Riverdale @ 256th St. is where I was raised. I lived just up the hill from PS 81 on Riverdale Ave. We had lots of kids my age living there – I can’t imagine growing up anywhere else being better! Later I attended JHS 141. I hung out at the Neighborhood House on Mosholu Ave. and had a pass to the pool every summer. Winters I had a pass to Kelton’s ice skating rink by 234th St. & Broadway – Cortland Park area. If you continued West on 256th toward the Hudson, there was a monastery. They gave me a scapula – many there took a vow of silence. I had a friend, Steve Talerico, and when I met another Talerico years later, I mentioned knowing him.
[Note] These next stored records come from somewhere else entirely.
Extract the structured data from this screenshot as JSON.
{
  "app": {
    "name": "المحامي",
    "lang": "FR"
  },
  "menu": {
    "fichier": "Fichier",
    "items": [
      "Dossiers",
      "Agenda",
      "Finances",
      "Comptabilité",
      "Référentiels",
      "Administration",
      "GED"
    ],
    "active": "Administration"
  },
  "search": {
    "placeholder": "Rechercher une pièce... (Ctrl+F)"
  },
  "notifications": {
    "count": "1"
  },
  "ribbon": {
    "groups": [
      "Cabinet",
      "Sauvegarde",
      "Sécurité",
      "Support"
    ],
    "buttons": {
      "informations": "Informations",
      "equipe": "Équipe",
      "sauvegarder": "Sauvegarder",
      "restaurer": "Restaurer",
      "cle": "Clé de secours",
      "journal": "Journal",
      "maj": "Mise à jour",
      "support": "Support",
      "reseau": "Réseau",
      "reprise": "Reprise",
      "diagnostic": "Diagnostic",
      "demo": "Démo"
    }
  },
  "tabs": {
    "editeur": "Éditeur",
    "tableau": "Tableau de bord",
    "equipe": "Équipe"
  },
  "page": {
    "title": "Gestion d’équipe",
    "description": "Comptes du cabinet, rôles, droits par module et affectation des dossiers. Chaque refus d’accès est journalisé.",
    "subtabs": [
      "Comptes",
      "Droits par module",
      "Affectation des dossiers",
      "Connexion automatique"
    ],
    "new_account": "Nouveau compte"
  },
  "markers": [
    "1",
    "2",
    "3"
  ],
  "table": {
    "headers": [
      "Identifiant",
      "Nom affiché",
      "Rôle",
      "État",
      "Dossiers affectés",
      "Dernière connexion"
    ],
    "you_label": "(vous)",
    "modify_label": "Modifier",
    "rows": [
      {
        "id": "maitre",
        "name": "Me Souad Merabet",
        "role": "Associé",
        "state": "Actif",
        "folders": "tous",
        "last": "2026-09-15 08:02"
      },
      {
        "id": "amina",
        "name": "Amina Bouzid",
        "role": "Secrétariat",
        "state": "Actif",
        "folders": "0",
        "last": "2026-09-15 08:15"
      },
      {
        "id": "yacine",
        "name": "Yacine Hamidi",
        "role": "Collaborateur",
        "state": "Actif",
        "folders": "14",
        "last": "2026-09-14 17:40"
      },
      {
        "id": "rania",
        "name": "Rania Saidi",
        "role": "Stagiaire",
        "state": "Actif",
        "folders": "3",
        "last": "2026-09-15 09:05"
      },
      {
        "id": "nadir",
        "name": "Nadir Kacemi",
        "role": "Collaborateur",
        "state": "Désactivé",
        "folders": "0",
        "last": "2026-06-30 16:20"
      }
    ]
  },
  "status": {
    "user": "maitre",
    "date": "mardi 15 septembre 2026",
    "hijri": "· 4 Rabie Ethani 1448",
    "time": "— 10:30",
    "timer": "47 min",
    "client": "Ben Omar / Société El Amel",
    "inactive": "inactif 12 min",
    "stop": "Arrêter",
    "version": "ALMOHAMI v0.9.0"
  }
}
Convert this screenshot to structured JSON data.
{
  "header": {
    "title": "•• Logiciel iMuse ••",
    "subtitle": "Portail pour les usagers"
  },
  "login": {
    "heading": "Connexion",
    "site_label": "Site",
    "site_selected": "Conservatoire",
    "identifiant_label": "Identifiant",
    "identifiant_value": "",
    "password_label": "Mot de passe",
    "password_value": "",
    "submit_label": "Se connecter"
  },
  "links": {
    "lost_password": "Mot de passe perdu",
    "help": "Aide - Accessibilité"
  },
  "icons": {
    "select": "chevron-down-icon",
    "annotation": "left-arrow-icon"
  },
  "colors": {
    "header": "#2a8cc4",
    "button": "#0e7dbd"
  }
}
He told me it’s a common name. He said Steven Tyler (Aerosmith) was originally a Talerico. In 1999 when I got my computer I looked up his bio – he lived in the next building. We used to put up signs that there would be a carnival, then we’d make up games of skill where for a small sum you could play and possibly win one of our old toys. We’d also take what appeared to us to be unused & unwanted carriages and dismantle them to make gravity powered go-carts. One day, Robert Kennedy was in a parade on Riverdale Ave. & I followed his vehicle to a retirement home in the rural looking parts down the hill toward the river. I snuck in thru bushes, walked right up to him, handed him my pink, zippered, autograph book, filled with pages of “Yours ’til Niagra Falls” type signatures from my classmates, handed him the book, and he signed it! There were many wooded areas, lots of BIG rocks like the Adirondacks. One such was a 30ft tall (at least) single smooth outcropping on Riverdale Ave. that was dynomited and carted away when I was young to make way for a shopping plaza. And there was a Magic Shop filled with so much stuff you could barely squeeze thru. All the games I’ve read about here I played – seemingly forever. I was outside as much as possible. I now bike & kayak a lot, but I rarely see kids out, it’s mostly people my age doing these things. Geeze, sometimes instead of going to the Neighborhood House pool – I’d walk to the river & swim there. Now even the public pools where I live are almost devoid of life. One by one they’re closing. Nice site this Streetplay – brings me back!
Played the game in the Bedford Park section & Grand Concourse in the Bx. Got our chestnuts from Riverdale, St. James Park (Fordham area)and the Bx. Botanical Gardens. Everybody had their own “secret” formula for hardening them (boiling in vinegar, nail polish, etc.). I don’t think any of them really worked. Never had a real name for the game.
I went to PS 94 off Gun Hill rd and juinor high school 80. My mom and uncles went their too. I went to JFK High school in riverdale. Now I live in the country outside of Buffalo. My favorite teachers in 94 were Mr. Cohen woodshop, My band teacher can’t remember his name. In junior high, My math teacher and softball coach was Don Cutler, Mr. Miranda was my homeroom and spanish teacher. In high school there was a lunch room attendent who sat at the door. He wore cowboy boots and read louis l’mour westerns. I looked forward to seeing him everyday. I even started reading his books. His name is Jim McGlynn. Jerry Cioffi was a dean and my track coach. I wish I could find him, he was my best friend back then. If anyone went to these schools please write.
i played with a stickball bat i used to buy at “welcome” store on johnson avenue in riverdale circa 1960-61. used tennis ball also. i bought one years later on the “island”- i was married and my son was maybe 12-he’s now 27-and had it until a few years ago. i think some statinary stores may still sell them.
off 164th and the concourse, in the mid-late 50’s, we played mostly 1 bounce “fungo” (self hit) stickball with a spaldeen. hits dtermined by distance. in riverdale from 1960-69, we played with a shaved tennis ball (which curved, threw screwballs) against a chalk box in the ps 24 schoolyard. sometimes had an outfielder. that was MY game. also played bench ball, punch ball, stoop ball, and curb ball (back in the old neighborhood-the concourse). and box ball.
Punchball, running bases, kickball, and stickball were the popular games in our parkinglot behind our apartment building. The playing field was an asphalt driveway that was actually wide enough to place bases around the “field”. The driveway was on an incline and homebase was at the bottom of the driveway, so you were always kicking or punching the ball up the hill. The Spaldeen ball was the classic ball for punchball. I would always renew my supply at the candystore, but I would only use my one and only ball until it was forever lost (in the sewer, a car ran over it). My kids are 10 and 12 years old now. At that age I was playing in the street all the time, nothing was organized, no carpools… the housephone rang and someone told you to come outside in the back..We played for hours, going from one game to another, until Rudy, the super, would come chasing after us yelling in his thick German accent, scaring the crap out of us, and breaking up the games.. only for the moment. And then there was Building Tag, where the doorman was base The stories are endless, but I really want to find out where I could buy a Spaldeen ball? Laurie, orginally from Riverdale, the Bronx, now in Shaker Heights, Ohio.